03/31/2026
There’s something I’ve been sitting with lately.
After 15 years in this field and 20 years of study, my understanding of health has changed a lot, but it’s also become much simpler. I’ve moved from conventional nutrition into functional and integrative work, and that shift mattered. It helped me look deeper, ask better questions, and focus on root causes.
But what I’m noticing now is that even many of these approaches still carry an allopathic tendency. Not necessarily in intention, but in orientation. There’s still this pull to intervene, to correct, to add more. More supplements, more protocols, more inputs. And even when we’re not saying the body is broken, it can subtly imply that something is missing or needs to be managed into balance.
What I keep coming back to is terrain. Always terrain.
The body isn’t fragile, it’s responsive. It’s constantly adapting to the environment we’re creating.

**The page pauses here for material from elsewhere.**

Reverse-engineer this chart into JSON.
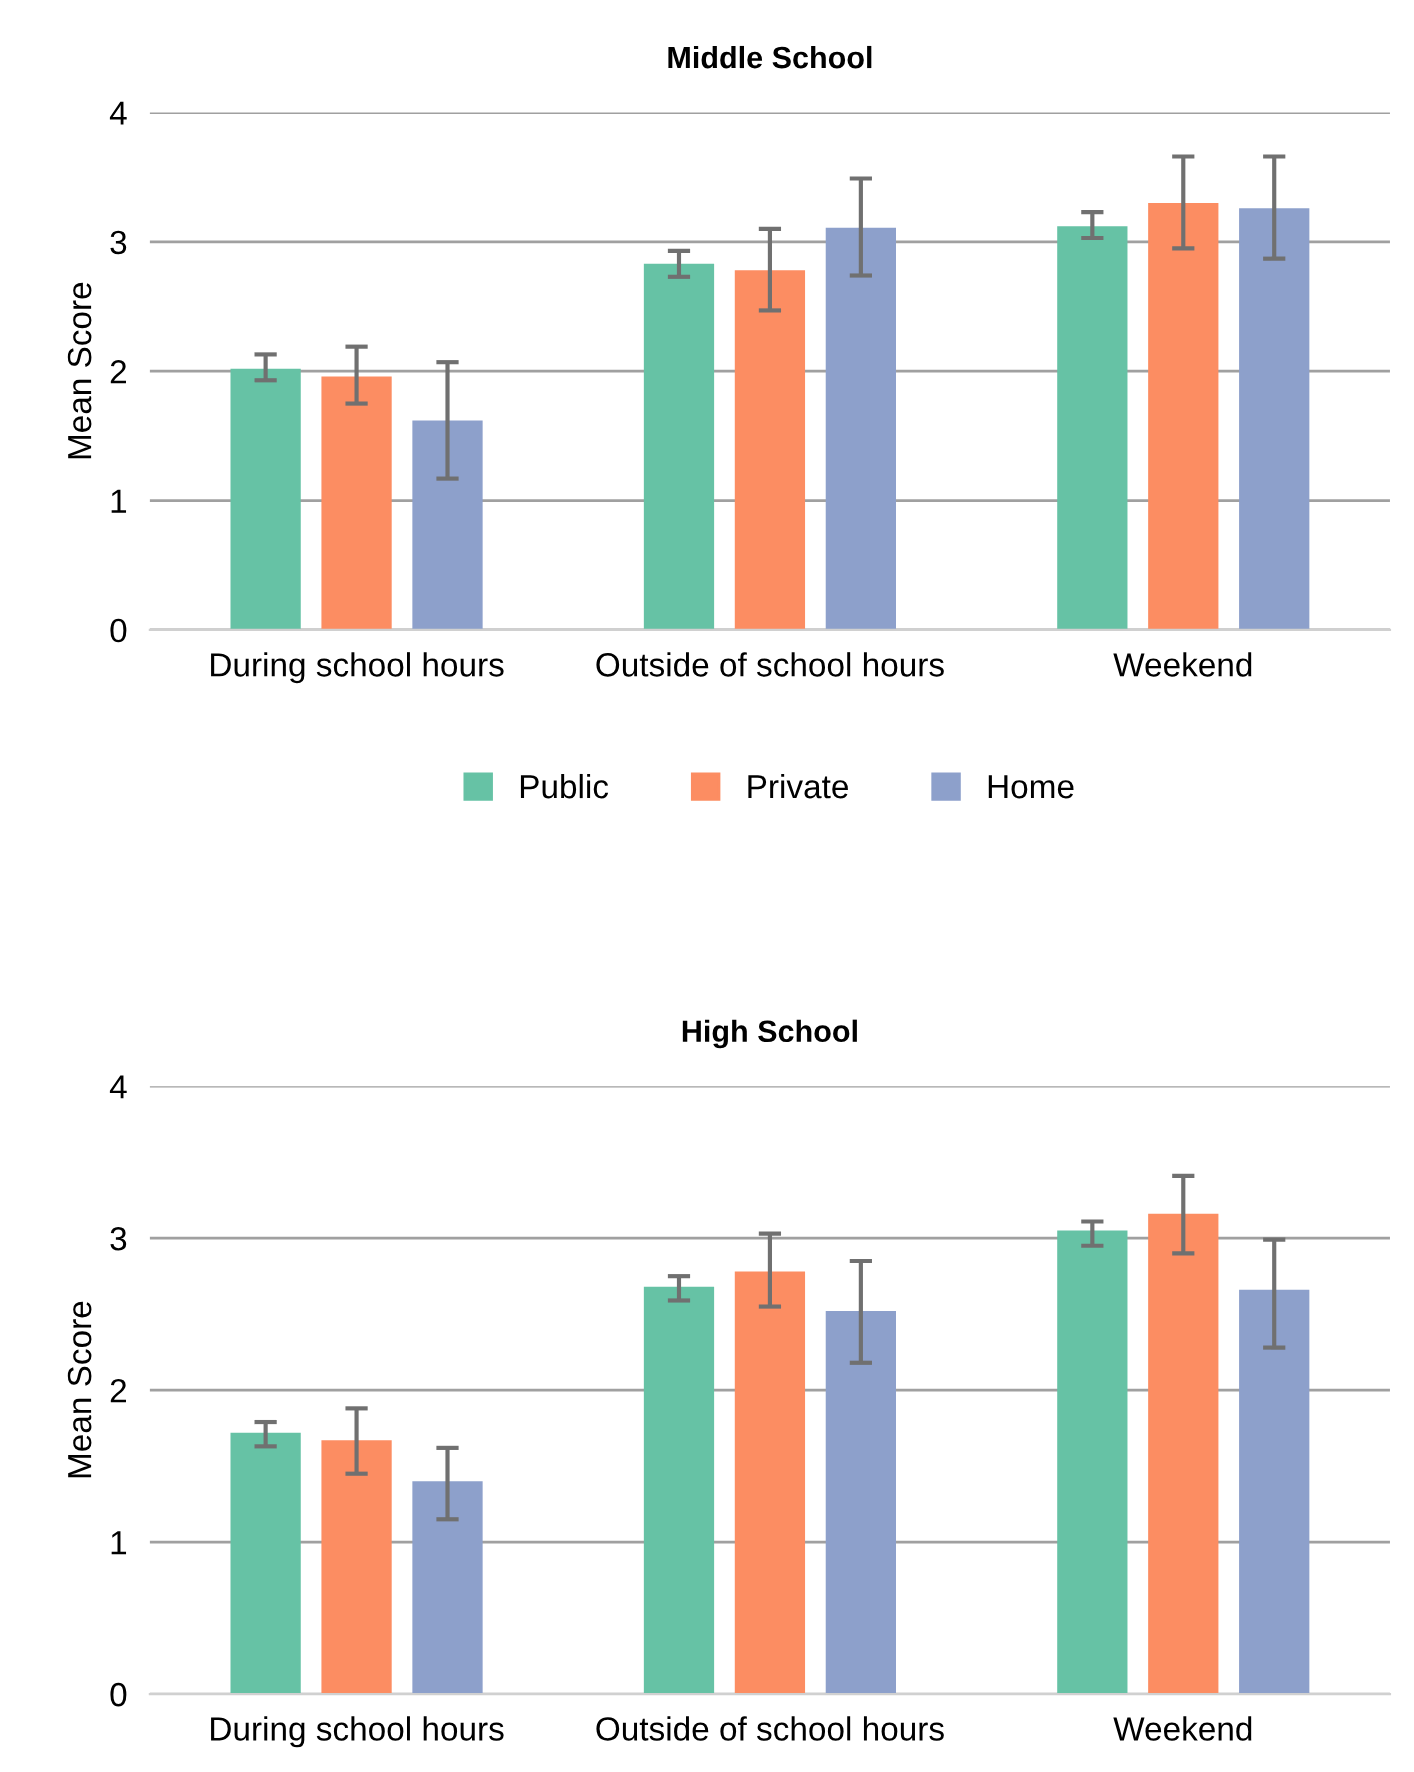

So instead of asking what do we fix, I’m asking what conditions are we creating that allow the body to do what it’s designed to do.
When the body is nourished and living in rhythm, it adapts, repairs, and protects. And when it doesn’t, I don’t see failure. I see feedback.
I think the shift for me is less about abandoning what I know works and more about being honest about the lens I’m using when I apply it. There are still things I’ll continue to use, but I’m much more aware of when I’m trying to direct the body versus when I’m actually supporting it, and that’s a subtle but important difference. It’s also a little uncomfortable, not because it feels wrong, but because it asks me to loosen my grip on certainty and step into a way of working with the body that is more collaborative and less controlling. I don’t have this tied up in a perfect conclusion, but I do know that the more I learn, the more I trust the body, and the less complex health feels with each passing year.